How often do you find yourself on-site?

I’m there every four to six weeks, sometimes even more often. I follow my projects very, very closely. I really like going on-site as well as walking around the city and seeing how the building looks from different vantage points. I usually go with the construction crews, with my people, and we go through and discuss things and see how to solve upcoming issues and what to focus on. But, sometimes it’s very important to be alone, in a way, to subtract yourself from any conversation or discussion and subject yourself to the full emotional spectrum of experiencing something.

 

MahaNakhon has the unconventional appearance of a glass curtain-walled tower with a cuboid-surfaced spiral cut into the side of it. 

 

We’ve met up an interesting moment – where parts are finished, or just about to finish and I wonder if there’s a sense of parting that you feel, during this transition of concept to construction to eventually, handing it over to the client and to the people that will eventually use the space? 

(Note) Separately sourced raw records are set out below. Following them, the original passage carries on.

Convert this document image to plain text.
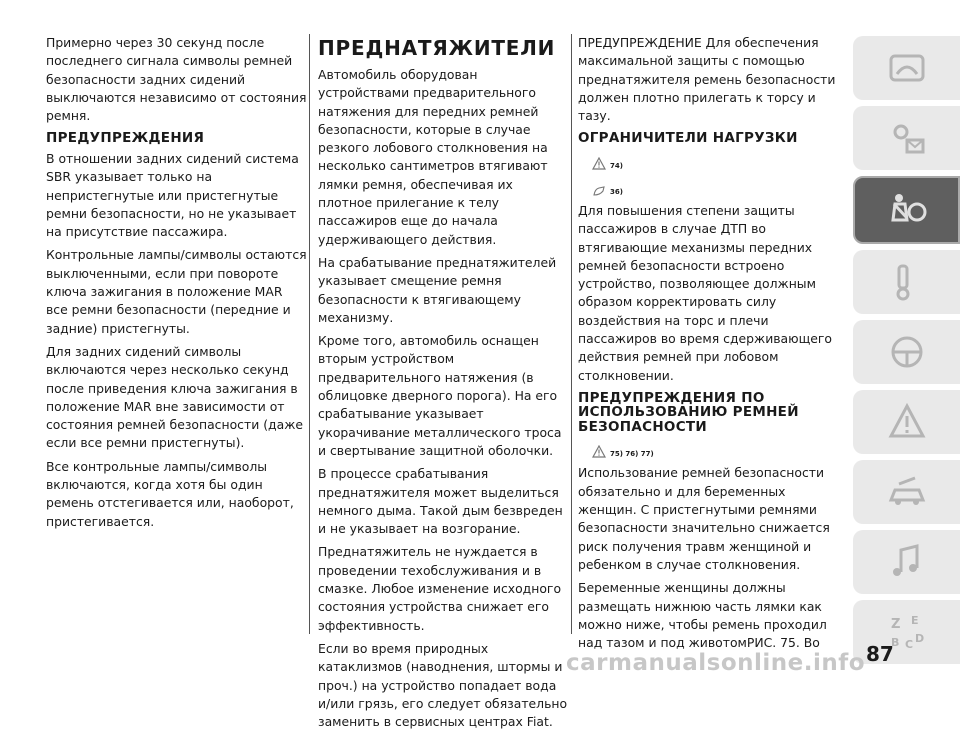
Примерно через 30 секунд после последнего сигнала символы ремней безопасности задних сидений выключаются независимо от состояния ремня.

ПРЕДУПРЕЖДЕНИЯ

В отношении задних сидений система SBR указывает только на непристегнутые или пристегнутые ремни безопасности, но не указывает на присутствие пассажира.

Контрольные лампы/символы остаются выключенными, если при повороте ключа зажигания в положение MAR все ремни безопасности (передние и задние) пристегнуты.

Для задних сидений символы включаются через несколько секунд после приведения ключа зажигания в положение MAR вне зависимости от состояния ремней безопасности (даже если все ремни пристегнуты).

Все контрольные лампы/символы включаются, когда хотя бы один ремень отстегивается или, наоборот, пристегивается.

ПРЕДНАТЯЖИТЕЛИ

Автомобиль оборудован устройствами предварительного натяжения для передних ремней безопасности, которые в случае резкого лобового столкновения на несколько сантиметров втягивают лямки ремня, обеспечивая их плотное прилегание к телу пассажиров еще до начала удерживающего действия.

На срабатывание преднатяжителей указывает смещение ремня безопасности к втягивающему механизму.

Кроме того, автомобиль оснащен вторым устройством предварительного натяжения (в облицовке дверного порога). На его срабатывание указывает укорачивание металлического троса и свертывание защитной оболочки.

В процессе срабатывания преднатяжителя может выделиться немного дыма. Такой дым безвреден и не указывает на возгорание.

Преднатяжитель не нуждается в проведении техобслуживания и в смазке. Любое изменение исходного состояния устройства снижает его эффективность.

Если во время природных катаклизмов (наводнения, штормы и проч.) на устройство попадает вода и/или грязь, его следует обязательно заменить в сервисных центрах Fiat.

ПРЕДУПРЕЖДЕНИЕ Для обеспечения максимальной защиты с помощью преднатяжителя ремень безопасности должен плотно прилегать к торсу и тазу.

ОГРАНИЧИТЕЛИ НАГРУЗКИ
74)
36)

Для повышения степени защиты пассажиров в случае ДТП во втягивающие механизмы передних ремней безопасности встроено устройство, позволяющее должным образом корректировать силу воздействия на торс и плечи пассажиров во время сдерживающего действия ремней при лобовом столкновении.

ПРЕДУПРЕЖДЕНИЯ ПО ИСПОЛЬЗОВАНИЮ РЕМНЕЙ БЕЗОПАСНОСТИ
75) 76) 77)

Использование ремней безопасности обязательно и для беременных женщин. С пристегнутыми ремнями безопасности значительно снижается риск получения травм женщиной и ребенком в случае столкновения.

Беременные женщины должны размещать нижнюю часть лямки как можно ниже, чтобы ремень проходил над тазом и под животомРИС. 75. Во

Z E
B C D
87
carmanualsonline.info
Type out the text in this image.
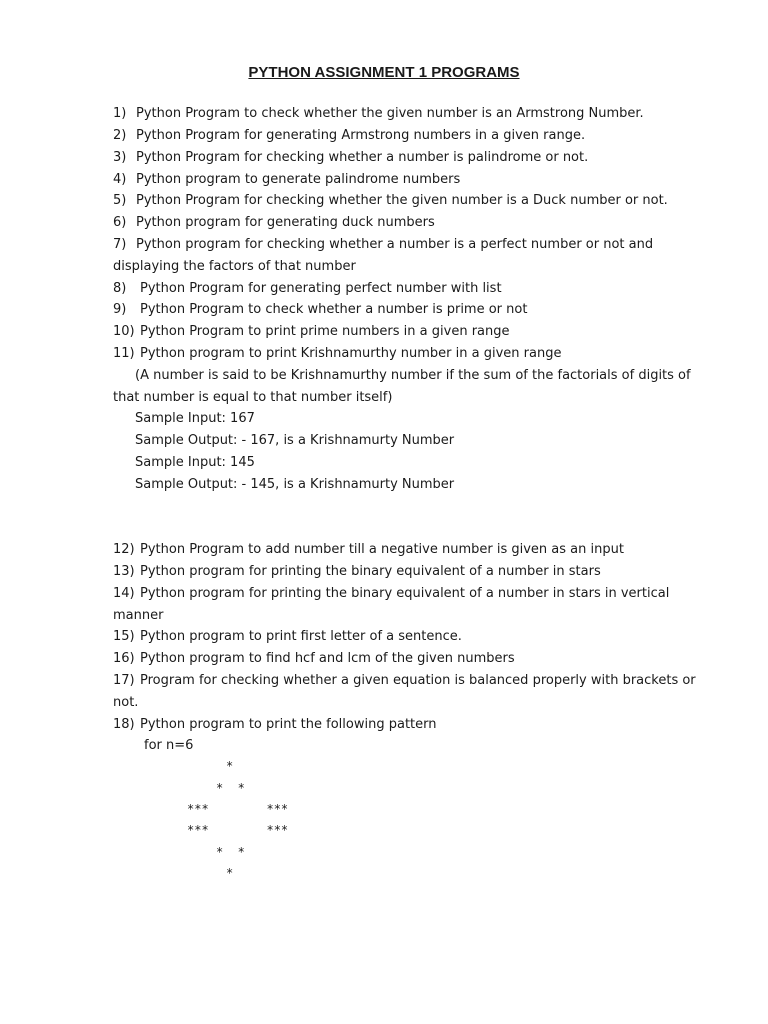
PYTHON ASSIGNMENT 1 PROGRAMS
1) Python Program to check whether the given number is an Armstrong Number.
2) Python Program for generating Armstrong numbers in a given range.
3) Python Program for checking whether a number is palindrome or not.
4) Python program to generate palindrome numbers
5) Python Program for checking whether the given number is a Duck number or not.
6) Python program for generating duck numbers
7) Python program for checking whether a number is a perfect number or not and
displaying the factors of that number
8) Python Program for generating perfect number with list
9) Python Program to check whether a number is prime or not
10) Python Program to print prime numbers in a given range
11) Python program to print Krishnamurthy number in a given range
(A number is said to be Krishnamurthy number if the sum of the factorials of digits of
that number is equal to that number itself)
Sample Input: 167
Sample Output: - 167, is a Krishnamurty Number
Sample Input: 145
Sample Output: - 145, is a Krishnamurty Number
12) Python Program to add number till a negative number is given as an input
13) Python program for printing the binary equivalent of a number in stars
14) Python program for printing the binary equivalent of a number in stars in vertical
manner
15) Python program to print first letter of a sentence.
16) Python program to find hcf and lcm of the given numbers
17) Program for checking whether a given equation is balanced properly with brackets or
not.
18) Python program to print the following pattern
for n=6
*
*  *
***        ***
***        ***
*  *
*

I don’t really have this sense of letting go or parting so much because when I design a building, I never design it for myself to begin with. I design it for the people that will own it, or inhabit it, or work in it. For me – that notion is there from the beginning. That sense of giving is extremely important to even be able to create it the way we do. And I still very much live with the buildings that I’ve done. I still go quite regularly to all of them because I’m also very interested to see what happens to them, because ultimately I’ve designed them for other people. I’m interested in seeing how they live it, how they use it, what they do to it. For me architecture is not a dead sculptural piece of matter, material and life. It’s a space for life, a space for living. And that’s the beauty of it.